Saturday, November 9, 2013

Seniors lose insurance and doctors under Obamacare

Seniors lose insurance and doctors under Obamacare
Retired chemist Edward Schokowitz was incredulous when he received a letter from Horizon Blue Cross Blue Shield of New Jersey early last month saying his Medicare Advantage Plan, which had no premium, would be eliminated next year.
“They took all the senior citizens and threw us out of the plan.
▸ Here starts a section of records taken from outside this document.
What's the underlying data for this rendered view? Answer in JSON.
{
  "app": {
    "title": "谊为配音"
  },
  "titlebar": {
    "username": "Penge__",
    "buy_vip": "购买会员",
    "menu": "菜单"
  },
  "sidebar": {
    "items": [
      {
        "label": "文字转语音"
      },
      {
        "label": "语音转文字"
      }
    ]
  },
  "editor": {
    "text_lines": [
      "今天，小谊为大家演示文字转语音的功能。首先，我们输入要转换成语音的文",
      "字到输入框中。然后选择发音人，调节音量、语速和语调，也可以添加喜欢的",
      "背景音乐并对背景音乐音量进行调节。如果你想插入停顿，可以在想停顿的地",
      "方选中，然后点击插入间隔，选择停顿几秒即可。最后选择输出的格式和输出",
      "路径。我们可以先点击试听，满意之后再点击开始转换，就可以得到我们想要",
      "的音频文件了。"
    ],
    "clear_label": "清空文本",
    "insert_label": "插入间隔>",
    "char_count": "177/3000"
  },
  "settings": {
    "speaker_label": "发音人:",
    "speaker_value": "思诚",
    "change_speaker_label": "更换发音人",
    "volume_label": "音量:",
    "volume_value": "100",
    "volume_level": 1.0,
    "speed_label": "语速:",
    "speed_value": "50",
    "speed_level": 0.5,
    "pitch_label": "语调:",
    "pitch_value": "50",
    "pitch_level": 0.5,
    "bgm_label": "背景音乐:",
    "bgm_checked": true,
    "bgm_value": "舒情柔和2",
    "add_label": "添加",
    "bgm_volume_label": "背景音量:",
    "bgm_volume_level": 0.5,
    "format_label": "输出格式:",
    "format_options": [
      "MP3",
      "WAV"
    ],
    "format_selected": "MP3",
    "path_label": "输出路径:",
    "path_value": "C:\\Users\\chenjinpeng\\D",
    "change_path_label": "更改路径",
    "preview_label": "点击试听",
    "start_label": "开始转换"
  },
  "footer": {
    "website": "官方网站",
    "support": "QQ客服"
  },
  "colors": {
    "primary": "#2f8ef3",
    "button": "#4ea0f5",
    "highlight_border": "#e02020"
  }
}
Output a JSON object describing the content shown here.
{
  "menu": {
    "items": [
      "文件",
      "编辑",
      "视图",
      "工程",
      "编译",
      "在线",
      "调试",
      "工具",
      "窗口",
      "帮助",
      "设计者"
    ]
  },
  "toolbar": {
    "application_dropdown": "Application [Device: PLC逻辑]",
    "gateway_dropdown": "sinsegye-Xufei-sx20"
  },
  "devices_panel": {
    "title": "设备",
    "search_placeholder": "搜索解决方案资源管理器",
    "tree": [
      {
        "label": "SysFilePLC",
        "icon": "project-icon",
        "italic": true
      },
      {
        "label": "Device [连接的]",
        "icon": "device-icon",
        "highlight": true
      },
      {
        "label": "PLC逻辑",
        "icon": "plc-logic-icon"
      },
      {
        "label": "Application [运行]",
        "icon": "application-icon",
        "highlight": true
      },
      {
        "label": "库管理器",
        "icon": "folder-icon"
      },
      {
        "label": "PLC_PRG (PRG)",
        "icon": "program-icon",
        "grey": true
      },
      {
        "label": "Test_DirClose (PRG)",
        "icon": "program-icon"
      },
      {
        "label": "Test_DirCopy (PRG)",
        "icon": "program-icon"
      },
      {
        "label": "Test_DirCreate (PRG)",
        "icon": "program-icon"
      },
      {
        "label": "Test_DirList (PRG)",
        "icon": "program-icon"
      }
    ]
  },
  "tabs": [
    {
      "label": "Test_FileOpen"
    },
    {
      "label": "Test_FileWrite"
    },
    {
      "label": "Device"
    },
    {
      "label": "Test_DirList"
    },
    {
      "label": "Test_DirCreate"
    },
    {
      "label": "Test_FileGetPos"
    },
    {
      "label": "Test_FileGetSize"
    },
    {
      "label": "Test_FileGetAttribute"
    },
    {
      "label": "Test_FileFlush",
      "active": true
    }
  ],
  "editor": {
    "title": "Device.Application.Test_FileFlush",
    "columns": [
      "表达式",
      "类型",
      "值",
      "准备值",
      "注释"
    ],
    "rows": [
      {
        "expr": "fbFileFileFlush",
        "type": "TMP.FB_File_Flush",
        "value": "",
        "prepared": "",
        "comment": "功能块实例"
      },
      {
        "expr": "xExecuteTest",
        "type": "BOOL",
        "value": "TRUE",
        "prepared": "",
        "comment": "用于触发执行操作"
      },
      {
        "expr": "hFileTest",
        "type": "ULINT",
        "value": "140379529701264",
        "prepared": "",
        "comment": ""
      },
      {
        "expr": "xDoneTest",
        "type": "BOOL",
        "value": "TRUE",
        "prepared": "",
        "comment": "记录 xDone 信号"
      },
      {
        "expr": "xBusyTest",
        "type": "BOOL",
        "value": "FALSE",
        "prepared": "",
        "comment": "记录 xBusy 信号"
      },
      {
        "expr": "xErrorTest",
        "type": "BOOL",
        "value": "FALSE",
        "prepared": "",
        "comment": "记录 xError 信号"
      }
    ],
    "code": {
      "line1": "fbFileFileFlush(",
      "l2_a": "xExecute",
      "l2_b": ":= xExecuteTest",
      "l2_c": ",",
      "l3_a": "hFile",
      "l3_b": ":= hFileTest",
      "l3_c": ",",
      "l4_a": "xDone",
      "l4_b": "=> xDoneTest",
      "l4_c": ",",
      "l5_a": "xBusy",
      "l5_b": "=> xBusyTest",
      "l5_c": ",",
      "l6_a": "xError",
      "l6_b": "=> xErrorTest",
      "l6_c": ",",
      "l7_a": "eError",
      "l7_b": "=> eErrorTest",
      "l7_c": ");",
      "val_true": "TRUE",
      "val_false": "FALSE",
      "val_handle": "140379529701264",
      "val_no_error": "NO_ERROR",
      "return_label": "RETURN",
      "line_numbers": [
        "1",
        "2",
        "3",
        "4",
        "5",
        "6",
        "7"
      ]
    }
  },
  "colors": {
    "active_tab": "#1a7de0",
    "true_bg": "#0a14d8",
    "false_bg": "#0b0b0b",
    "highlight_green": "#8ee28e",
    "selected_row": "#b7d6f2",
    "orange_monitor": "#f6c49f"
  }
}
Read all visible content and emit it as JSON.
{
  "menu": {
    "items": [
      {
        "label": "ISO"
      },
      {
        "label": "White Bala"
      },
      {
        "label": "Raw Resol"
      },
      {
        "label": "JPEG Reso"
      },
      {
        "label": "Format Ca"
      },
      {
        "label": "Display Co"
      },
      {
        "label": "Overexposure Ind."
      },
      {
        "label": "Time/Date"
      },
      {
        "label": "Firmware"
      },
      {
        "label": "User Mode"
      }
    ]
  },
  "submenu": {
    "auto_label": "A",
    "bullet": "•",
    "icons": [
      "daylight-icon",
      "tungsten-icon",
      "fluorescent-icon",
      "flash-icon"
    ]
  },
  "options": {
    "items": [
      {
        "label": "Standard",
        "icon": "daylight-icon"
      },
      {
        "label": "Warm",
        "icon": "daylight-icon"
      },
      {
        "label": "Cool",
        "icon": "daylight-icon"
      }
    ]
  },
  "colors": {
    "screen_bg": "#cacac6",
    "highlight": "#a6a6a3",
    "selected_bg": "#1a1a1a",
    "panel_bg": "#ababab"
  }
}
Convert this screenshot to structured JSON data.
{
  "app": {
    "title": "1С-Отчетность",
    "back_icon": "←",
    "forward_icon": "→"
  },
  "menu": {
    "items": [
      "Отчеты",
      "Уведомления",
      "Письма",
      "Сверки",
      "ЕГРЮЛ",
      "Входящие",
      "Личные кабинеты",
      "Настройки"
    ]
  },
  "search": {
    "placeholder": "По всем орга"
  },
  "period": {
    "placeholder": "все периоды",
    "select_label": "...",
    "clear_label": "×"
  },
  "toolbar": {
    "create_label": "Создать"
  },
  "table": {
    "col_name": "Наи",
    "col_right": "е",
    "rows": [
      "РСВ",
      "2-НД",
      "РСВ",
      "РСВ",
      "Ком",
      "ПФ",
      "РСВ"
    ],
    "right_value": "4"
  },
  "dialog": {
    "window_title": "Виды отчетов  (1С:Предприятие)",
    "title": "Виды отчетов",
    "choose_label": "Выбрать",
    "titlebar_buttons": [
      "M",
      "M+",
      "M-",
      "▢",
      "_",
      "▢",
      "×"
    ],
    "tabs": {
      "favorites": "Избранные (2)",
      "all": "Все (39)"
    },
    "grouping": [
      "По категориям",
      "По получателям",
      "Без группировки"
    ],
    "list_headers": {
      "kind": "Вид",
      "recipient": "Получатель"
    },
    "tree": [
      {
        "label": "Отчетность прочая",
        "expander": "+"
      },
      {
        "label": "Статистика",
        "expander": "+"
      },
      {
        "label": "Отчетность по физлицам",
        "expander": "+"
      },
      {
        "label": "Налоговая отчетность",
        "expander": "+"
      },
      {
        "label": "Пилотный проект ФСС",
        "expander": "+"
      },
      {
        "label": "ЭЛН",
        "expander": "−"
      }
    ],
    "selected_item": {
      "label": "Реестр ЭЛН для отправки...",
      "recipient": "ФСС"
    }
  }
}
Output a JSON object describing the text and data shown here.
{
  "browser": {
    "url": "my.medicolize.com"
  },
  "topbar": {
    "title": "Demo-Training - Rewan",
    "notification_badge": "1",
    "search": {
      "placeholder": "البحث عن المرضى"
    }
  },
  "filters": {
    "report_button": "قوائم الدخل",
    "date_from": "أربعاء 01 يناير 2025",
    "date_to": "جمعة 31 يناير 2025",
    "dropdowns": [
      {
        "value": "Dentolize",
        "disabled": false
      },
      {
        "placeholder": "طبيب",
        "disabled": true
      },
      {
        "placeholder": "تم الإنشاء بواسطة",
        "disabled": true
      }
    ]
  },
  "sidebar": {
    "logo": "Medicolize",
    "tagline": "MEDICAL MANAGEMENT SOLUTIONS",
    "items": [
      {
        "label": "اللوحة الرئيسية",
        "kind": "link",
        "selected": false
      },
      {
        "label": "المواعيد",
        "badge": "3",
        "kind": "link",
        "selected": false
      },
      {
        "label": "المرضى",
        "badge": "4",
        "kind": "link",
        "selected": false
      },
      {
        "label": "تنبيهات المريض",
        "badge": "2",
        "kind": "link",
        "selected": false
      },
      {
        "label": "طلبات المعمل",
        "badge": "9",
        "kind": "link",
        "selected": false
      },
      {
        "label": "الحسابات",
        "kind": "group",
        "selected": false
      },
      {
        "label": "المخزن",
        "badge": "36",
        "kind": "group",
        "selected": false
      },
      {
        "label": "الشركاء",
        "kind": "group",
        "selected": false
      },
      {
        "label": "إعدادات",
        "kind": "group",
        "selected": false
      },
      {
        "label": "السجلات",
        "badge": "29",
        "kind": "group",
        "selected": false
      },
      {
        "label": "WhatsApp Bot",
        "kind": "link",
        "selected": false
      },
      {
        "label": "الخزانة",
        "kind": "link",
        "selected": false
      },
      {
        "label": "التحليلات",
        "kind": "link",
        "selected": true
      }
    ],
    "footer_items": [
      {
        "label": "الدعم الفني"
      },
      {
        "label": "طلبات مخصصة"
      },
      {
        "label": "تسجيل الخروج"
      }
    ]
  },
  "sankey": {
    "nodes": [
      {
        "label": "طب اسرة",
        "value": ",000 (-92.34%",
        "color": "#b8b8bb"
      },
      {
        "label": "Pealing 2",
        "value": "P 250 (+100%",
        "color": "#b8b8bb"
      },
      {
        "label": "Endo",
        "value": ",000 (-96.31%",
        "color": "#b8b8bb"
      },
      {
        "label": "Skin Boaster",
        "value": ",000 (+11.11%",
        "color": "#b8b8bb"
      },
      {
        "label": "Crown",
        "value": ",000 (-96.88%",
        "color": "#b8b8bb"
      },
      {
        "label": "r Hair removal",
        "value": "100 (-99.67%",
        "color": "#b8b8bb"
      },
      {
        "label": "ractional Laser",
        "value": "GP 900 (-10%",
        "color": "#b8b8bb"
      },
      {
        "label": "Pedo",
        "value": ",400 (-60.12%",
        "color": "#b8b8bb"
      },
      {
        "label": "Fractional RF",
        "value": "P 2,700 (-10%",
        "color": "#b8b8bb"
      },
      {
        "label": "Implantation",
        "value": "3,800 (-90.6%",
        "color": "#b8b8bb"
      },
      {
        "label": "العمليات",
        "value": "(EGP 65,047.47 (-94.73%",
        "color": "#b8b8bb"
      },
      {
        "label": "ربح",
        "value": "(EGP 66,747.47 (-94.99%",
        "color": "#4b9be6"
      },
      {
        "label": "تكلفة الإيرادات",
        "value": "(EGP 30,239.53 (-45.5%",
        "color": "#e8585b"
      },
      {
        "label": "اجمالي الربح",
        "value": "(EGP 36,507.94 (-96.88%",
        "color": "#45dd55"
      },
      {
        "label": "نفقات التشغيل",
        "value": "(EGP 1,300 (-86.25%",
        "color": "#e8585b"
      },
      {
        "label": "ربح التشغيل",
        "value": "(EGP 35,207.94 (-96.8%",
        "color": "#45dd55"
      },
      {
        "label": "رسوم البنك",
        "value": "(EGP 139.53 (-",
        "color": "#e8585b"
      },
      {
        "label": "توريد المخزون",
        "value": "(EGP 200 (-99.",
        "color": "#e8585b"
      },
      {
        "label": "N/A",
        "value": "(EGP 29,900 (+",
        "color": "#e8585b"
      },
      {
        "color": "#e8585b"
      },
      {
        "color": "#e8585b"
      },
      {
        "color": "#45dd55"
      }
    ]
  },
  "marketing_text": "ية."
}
They now want to give us the same plan for $153 [per month],” he told the Daily Caller. “The President said you can’t be kicked out of your plan. He lies.”
Schokowitz is one of many Medicare beneficiaries now learning that — like Americans who buy insurance on the individual market — they are losing their insurance, and in some cases their doctors, under Obamacare.
Private insurance companies that cover patients with government funds under the Medicare Advantage program have quietly started to dump doctors and patients because of Obamacare budget cuts.
Schkowitz, 75, who lives in a senior citizen complex near Atlantic City, would also pay more for prescription drugs under the new plan. The co-pay for a three-month supply of one of his medications increases next year from $7.50 to $54.00.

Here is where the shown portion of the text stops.